How can I build my own font?
Step 1: Sketch
Fonts begin like anything, with sketches on paper. It's important to draw as many characters as you possibly can, including punctuation, and numerals. Once you have doodled your letters for quite a while, it is time to draw out the sketches in a more refined way, perhaps on grid paper as is shown in the sketch below.
Step 2: Vectorization
The next step would be to trace your scanned artwork with vectors. Fonts are made out of vectots, which are images made out of dots that are connected with either curved or straight lines. Photos are an example of bitmap artwork, because they are made out of differently colored pixels. At any rate, once you have your letters drawn by hand, you must trace them in font creation software.
Currently, Fontlab Studio 5 is the industry standard for creating fonts, and though it has many features designed for professionals, there is no reason that an amateur would be unable to use it, provided they are patient and passionate. Compare learning Fontlab to learning how to cook a perfect omelette... blindfolded... using only the sun... at nighttime. Just kidding, its not that hard.
Step 3: Letterfit
Equally important as the shapes of the letters themselves are the shapes of the spaces between letters. Letterfit (coined by an old type design professor of mine) is a term defined as the location of the letter between two invisible walls. Glyphs (any letter, number, or punctuation mark) are placed right next to each other in running text, so a bit of padding on either side ensures that letters won't touch each other. This part of letter fit is called "metrics", but letterfit is not complete until some attempt at "kerning" has been made.
Kerning is the process of adjusting the distance between a specific pair of letters. For instance, placing a capital W right next to a capital A relying on metrics alone will yield less than desirable results. See below.
A quality font will have hundreds of kerning pairs, but this does not mean that a high number of kerning pairs makes a font high quality—lots of kerning pairs can actually be an indication of poor metrics.
Step 4: Hinting
Hinting is the process of preparing your vectors for optimized appearance on digital monitors. Well hinted typefaces look good and legible even at the tiniest of sizes, while others start looking uneven and wobbly when they get real tiny. As the resolution on computer monitors continues to improve, hinting will become less vital, but for now, all quality screen fonts must be hinted letter by letter.
Of course design is never a linear process, but this is a very basic order to some of the major steps in font creation. Perhaps you may like the look of your letters independently of each other, but when they form words, things get awkward. It might be time to go back to the drawing board, literally. That is ok! Don't think of it as a sign of ineptitude, but rather more opportunities to improve the strength and consistency of your design.

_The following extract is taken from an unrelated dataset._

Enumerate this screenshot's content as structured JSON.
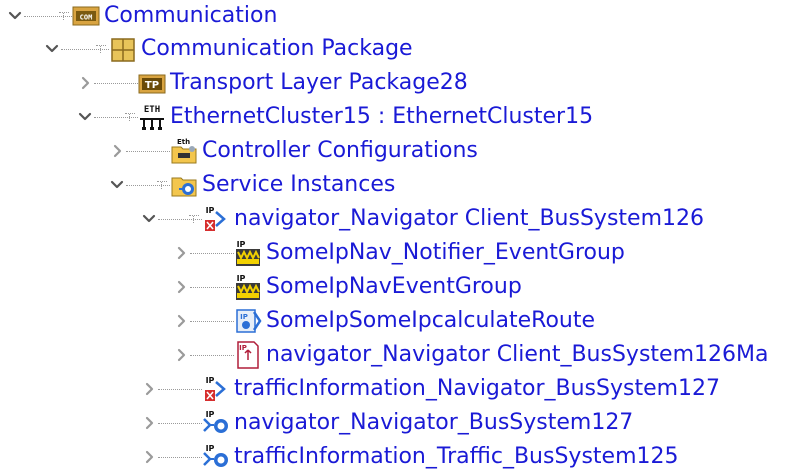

Designing type can be as complicated and time consuming a process as you want it to be. On the other hand, a simple font could be made in a weekend, or a few hours if you're a seasoned pro. Many of these steps can be tedious or feel boring. If that is the case all the way through, creating fonts is most likely not your thing. It is certainly not for everybody, and even if you love lettering, turning.
I should note that these are the basic steps I use when I go about creating fonts, but of course depending on the typeface or your personal preference, it might make sense to do things totally differently. In fact, it could be perfectly acceptable to not sketch by hand at all. I list it here as step one because it is the most efficient way for me to get a lot of ideas more fleshed out very quickly. The farther along you get in this process, the more restricted the changes you make become, that is why sketching can be so much fun—complete freedom and no laborious consequences for changing an initial idea.

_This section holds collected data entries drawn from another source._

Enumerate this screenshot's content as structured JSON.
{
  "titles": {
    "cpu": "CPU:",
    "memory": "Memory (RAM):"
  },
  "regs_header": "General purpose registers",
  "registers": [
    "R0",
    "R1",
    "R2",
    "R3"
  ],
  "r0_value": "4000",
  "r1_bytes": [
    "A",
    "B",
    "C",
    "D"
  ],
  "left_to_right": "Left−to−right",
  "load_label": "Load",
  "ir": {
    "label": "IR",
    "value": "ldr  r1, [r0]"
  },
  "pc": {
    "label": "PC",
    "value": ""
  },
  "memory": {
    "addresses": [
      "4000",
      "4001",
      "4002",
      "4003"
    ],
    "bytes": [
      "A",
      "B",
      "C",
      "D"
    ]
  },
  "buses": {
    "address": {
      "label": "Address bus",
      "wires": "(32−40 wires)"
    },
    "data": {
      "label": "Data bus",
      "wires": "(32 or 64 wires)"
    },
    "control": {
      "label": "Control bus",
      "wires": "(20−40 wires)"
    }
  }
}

It should also be noted that FontLab is quite buggy and often dissapointing software. Like any necessary tool that is less than perfect, professionals find a way to make it work for them, and you can too. Patience is key. So is hitting the save button.

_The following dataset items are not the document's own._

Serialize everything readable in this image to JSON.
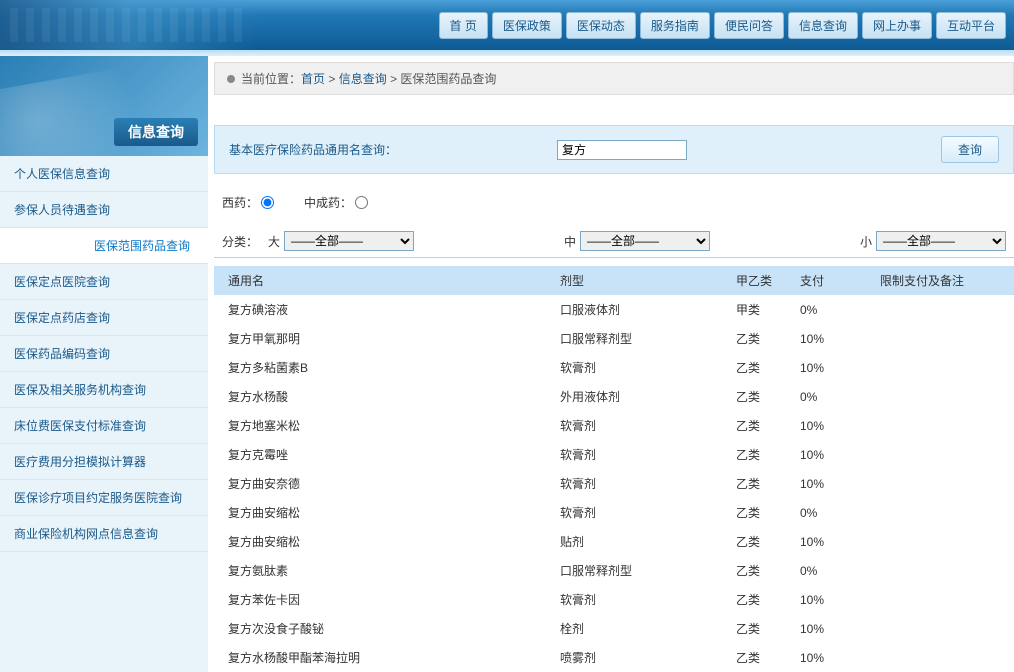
{
  "nav": [
    {
      "label": "首 页"
    },
    {
      "label": "医保政策"
    },
    {
      "label": "医保动态"
    },
    {
      "label": "服务指南"
    },
    {
      "label": "便民问答"
    },
    {
      "label": "信息查询"
    },
    {
      "label": "网上办事"
    },
    {
      "label": "互动平台"
    }
  ],
  "sidebar": {
    "hero_label": "信息查询",
    "items": [
      {
        "label": "个人医保信息查询"
      },
      {
        "label": "参保人员待遇查询"
      },
      {
        "label": "医保范围药品查询",
        "active": true
      },
      {
        "label": "医保定点医院查询"
      },
      {
        "label": "医保定点药店查询"
      },
      {
        "label": "医保药品编码查询"
      },
      {
        "label": "医保及相关服务机构查询"
      },
      {
        "label": "床位费医保支付标准查询"
      },
      {
        "label": "医疗费用分担模拟计算器"
      },
      {
        "label": "医保诊疗项目约定服务医院查询"
      },
      {
        "label": "商业保险机构网点信息查询"
      }
    ]
  },
  "breadcrumb": {
    "prefix": "当前位置：",
    "parts": [
      "首页",
      "信息查询",
      "医保范围药品查询"
    ],
    "sep": ">"
  },
  "search": {
    "label": "基本医疗保险药品通用名查询：",
    "value": "复方",
    "button": "查询"
  },
  "filter": {
    "type_row": {
      "western": "西药：",
      "chinese": "中成药："
    },
    "category_row": {
      "label": "分类：",
      "big": "大",
      "mid": "中",
      "small": "小",
      "option_all": "——全部——"
    }
  },
  "table": {
    "headers": {
      "name": "通用名",
      "form": "剂型",
      "type": "甲乙类",
      "pay": "支付",
      "note": "限制支付及备注"
    },
    "rows": [
      {
        "name": "复方碘溶液",
        "form": "口服液体剂",
        "type": "甲类",
        "pay": "0%",
        "note": ""
      },
      {
        "name": "复方甲氧那明",
        "form": "口服常释剂型",
        "type": "乙类",
        "pay": "10%",
        "note": ""
      },
      {
        "name": "复方多粘菌素B",
        "form": "软膏剂",
        "type": "乙类",
        "pay": "10%",
        "note": ""
      },
      {
        "name": "复方水杨酸",
        "form": "外用液体剂",
        "type": "乙类",
        "pay": "0%",
        "note": ""
      },
      {
        "name": "复方地塞米松",
        "form": "软膏剂",
        "type": "乙类",
        "pay": "10%",
        "note": ""
      },
      {
        "name": "复方克霉唑",
        "form": "软膏剂",
        "type": "乙类",
        "pay": "10%",
        "note": ""
      },
      {
        "name": "复方曲安奈德",
        "form": "软膏剂",
        "type": "乙类",
        "pay": "10%",
        "note": ""
      },
      {
        "name": "复方曲安缩松",
        "form": "软膏剂",
        "type": "乙类",
        "pay": "0%",
        "note": ""
      },
      {
        "name": "复方曲安缩松",
        "form": "贴剂",
        "type": "乙类",
        "pay": "10%",
        "note": ""
      },
      {
        "name": "复方氨肽素",
        "form": "口服常释剂型",
        "type": "乙类",
        "pay": "0%",
        "note": ""
      },
      {
        "name": "复方苯佐卡因",
        "form": "软膏剂",
        "type": "乙类",
        "pay": "10%",
        "note": ""
      },
      {
        "name": "复方次没食子酸铋",
        "form": "栓剂",
        "type": "乙类",
        "pay": "10%",
        "note": ""
      },
      {
        "name": "复方水杨酸甲酯苯海拉明",
        "form": "喷雾剂",
        "type": "乙类",
        "pay": "10%",
        "note": ""
      }
    ]
  }
}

Personally, i love designing in black and white, which works out great for designing fonts. If you're bored by that—maybe you're a lover of gradients, drop-shadows and the like—try to keep the bigger picture in mind. There is plenty of time for fun effects after a quality foundation has been laid.
The fun you have designing, and the pride you take in your work is always evident in the finished product. Be patient with yourself and practice drawing (both on the computer, and by hand) as much as you enjoy doing so. I always find it fun to explore MyFonts.com just to see what the newly released typefaces look like, and their corresponding type specimens.